It was due to sale across the Atlantic for naval exercises
Royal Navy aircraft carrier HMS Prince of Wales is limping back closer to shore after breaking down off the Isle of Wight shortly after setting out for exercises off the US coast.
The 65,000-tonne warship left from Portsmouth Naval Base on Saturday before an “emerging mechanical issue” occurred.
The departure of the £3 billion ship had already been delayed from Friday because of a technical problem, although it is not known if the incidents are related.
Specialist website Navy Lookout said the issue was caused by damage to the starboard propeller shaft, although the Ministry of Defence has not commented on this.
The website said a photograph of the carrier leaving Portsmouth shows a wake only on the port side, suggesting a problem with the other propeller shaft.
It added that unless the problem can be resolved at sea the warship might need to go into dry dock at Rosyth, Scotland, months ahead of a planned inspection in 2023.
The carrier was moving slowly from south east of the Isle of Wight towards Stokes Bay, Gosport, on Monday afternoon where it is understood the sheltered area will make it easier for divers to examine the damage.
A Royal Navy spokeswoman said: “HMS Prince of Wales remains in the South Coast Exercise Area while conducting investigations into an emerging mechanical issue.”
The carrier had a colourful send-off as it departed on Saturday afternoon and passed thousands of music-lovers at the Victorious Festival on Southsea Common in Portsmouth.
Pop favourites Sugababes were in the middle of their set when the giant ship sailed past with the crew lining the flight deck to get a view of the festival.

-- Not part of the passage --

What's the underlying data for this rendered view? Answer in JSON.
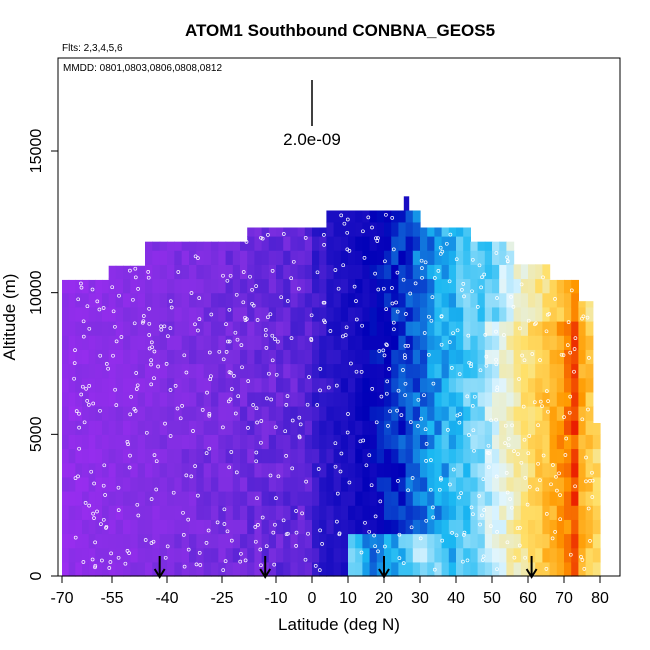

The Nato flagship is sailing to undertake training exercises with the US Navy, the Royal Canadian Navy and the US Marine Corps.
The programme is expected to include exercises with the F-35B Lightning jets.
A Royal Navy spokesman said on Saturday: “HMS Prince of Wales will cross the Atlantic with her task group, ready to push the boundaries of uncrewed technology and the tactics used by the UK’s two new Queen Elizabeth-class carriers.
“Along with notable port stops in New York, Halifax in Canada and the Caribbean, the next three months will see the Prince of Wales task group work closely with US allies, operating F-35B jets and uncrewed systems which will define Royal Navy aviation of the future.
“With fleet flagship HMS Queen Elizabeth also set to deploy to the Mediterranean and Baltic this autumn at the heart of a potent Royal Navy task group, it will mean both UK aircraft carriers will be operating F-35B jets thousands of miles apart.”